The language is French, that is when there is a language to be discerned. The spoken word sections clarify that much. As for the rest, no proverbial stone is left unturned, and, given the hour-long work's subject matter, this is as it should be. The notes speak of night, of dreams, somehow invoking the spontaneity inherent in the construction of both. The text is peppered with allusions to dreams, and the rapidity with which everything changes is certainly of the dream world. At times, it is as if the language we're hearing, even sound itself, has been transported to Twin Peaks, where all notion of forward and backward motion are subsumed and erased. Tonality and atonality are treated with similar polarization and unification; Hetu is unafraid of the triad, but it is merely a point of reference, some sort of historical burden to be shouldered and dropped post-haste. Rhythm, register, color, breath, time — all are her playthings, encountered and abandoned at will, only to resurface, like those wild arpeggiated 1950s ascending triads she'll insert, just when least expected. The whole history of 20th and 21st century choral music is here, from Holst's long-sustained sonorities to Messiaen's syllabic rhythms, from Ligeti's uninhibited and dark humor to Xenakis' crunchy dissonances that claw at the ear with high-register harmonics.
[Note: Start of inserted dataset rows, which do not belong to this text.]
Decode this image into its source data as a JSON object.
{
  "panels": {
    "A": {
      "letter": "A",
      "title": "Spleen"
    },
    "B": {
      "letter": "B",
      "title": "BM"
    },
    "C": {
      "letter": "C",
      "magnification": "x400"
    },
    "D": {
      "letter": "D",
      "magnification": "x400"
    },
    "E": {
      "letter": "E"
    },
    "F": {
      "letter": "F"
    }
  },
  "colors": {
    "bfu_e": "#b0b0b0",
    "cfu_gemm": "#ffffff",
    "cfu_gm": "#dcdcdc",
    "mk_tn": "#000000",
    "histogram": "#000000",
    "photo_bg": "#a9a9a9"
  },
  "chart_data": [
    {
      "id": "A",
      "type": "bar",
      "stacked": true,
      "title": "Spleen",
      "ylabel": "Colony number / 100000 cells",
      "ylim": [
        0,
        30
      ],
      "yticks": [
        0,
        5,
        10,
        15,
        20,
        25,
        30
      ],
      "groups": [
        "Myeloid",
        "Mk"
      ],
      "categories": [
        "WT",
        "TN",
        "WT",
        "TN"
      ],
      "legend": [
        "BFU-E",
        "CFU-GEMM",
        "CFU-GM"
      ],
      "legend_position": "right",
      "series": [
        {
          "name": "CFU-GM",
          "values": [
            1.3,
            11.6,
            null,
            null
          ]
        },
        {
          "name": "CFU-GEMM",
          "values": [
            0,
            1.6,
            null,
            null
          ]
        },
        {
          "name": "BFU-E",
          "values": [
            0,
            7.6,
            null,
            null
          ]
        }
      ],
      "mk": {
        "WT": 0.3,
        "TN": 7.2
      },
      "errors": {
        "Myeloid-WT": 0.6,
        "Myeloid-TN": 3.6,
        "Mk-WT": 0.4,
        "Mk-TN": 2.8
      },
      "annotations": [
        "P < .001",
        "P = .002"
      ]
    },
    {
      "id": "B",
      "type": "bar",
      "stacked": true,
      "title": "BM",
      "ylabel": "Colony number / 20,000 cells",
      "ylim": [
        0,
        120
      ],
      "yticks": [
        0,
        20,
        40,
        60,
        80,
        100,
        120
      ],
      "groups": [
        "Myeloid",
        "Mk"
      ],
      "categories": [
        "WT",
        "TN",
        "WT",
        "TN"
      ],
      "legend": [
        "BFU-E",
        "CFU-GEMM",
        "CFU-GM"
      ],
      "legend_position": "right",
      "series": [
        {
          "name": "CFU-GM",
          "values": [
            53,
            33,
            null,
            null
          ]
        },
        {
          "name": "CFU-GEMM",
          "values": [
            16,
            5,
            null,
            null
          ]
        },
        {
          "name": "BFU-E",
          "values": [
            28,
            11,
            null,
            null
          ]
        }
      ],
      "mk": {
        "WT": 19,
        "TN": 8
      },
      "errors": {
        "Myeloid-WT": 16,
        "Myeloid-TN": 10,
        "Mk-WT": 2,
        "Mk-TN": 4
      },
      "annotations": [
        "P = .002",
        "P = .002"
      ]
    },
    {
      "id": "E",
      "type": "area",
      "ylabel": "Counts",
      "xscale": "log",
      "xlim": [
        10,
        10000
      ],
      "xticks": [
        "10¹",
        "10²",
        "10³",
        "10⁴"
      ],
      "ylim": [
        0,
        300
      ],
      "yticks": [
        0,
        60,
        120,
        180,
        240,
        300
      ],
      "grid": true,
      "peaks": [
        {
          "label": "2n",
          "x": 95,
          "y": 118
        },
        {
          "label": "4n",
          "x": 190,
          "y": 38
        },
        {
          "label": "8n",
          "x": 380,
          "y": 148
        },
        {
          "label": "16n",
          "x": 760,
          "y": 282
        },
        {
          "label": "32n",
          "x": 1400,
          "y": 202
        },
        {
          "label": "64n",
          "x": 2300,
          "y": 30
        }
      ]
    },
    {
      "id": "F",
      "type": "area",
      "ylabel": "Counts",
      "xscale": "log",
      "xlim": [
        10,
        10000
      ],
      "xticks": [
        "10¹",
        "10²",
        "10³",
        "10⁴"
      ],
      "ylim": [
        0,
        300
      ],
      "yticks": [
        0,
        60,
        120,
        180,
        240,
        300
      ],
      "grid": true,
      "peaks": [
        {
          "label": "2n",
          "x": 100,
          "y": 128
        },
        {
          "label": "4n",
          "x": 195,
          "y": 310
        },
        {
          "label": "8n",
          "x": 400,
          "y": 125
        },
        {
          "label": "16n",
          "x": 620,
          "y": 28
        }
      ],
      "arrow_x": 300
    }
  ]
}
It is to Joker's credit that, ultimately, the music sounds like all and none of these historical precedents. Maybe it's just this mixture of performers and composers that allows the challenging score to be rendered with such success. They laugh, warble, exhale with sudden vengeance, sigh, croon and, yes, sing, with the conviction of an ensemble long nurtured, though this is its debut. The recording is nothing less than breathtaking, spacious and detailed, allowing each subgroup to be heard in the whole's context. This is a journey for the listener, undoubtedly akin to that of the composer and performers, and each listen brings new revelations.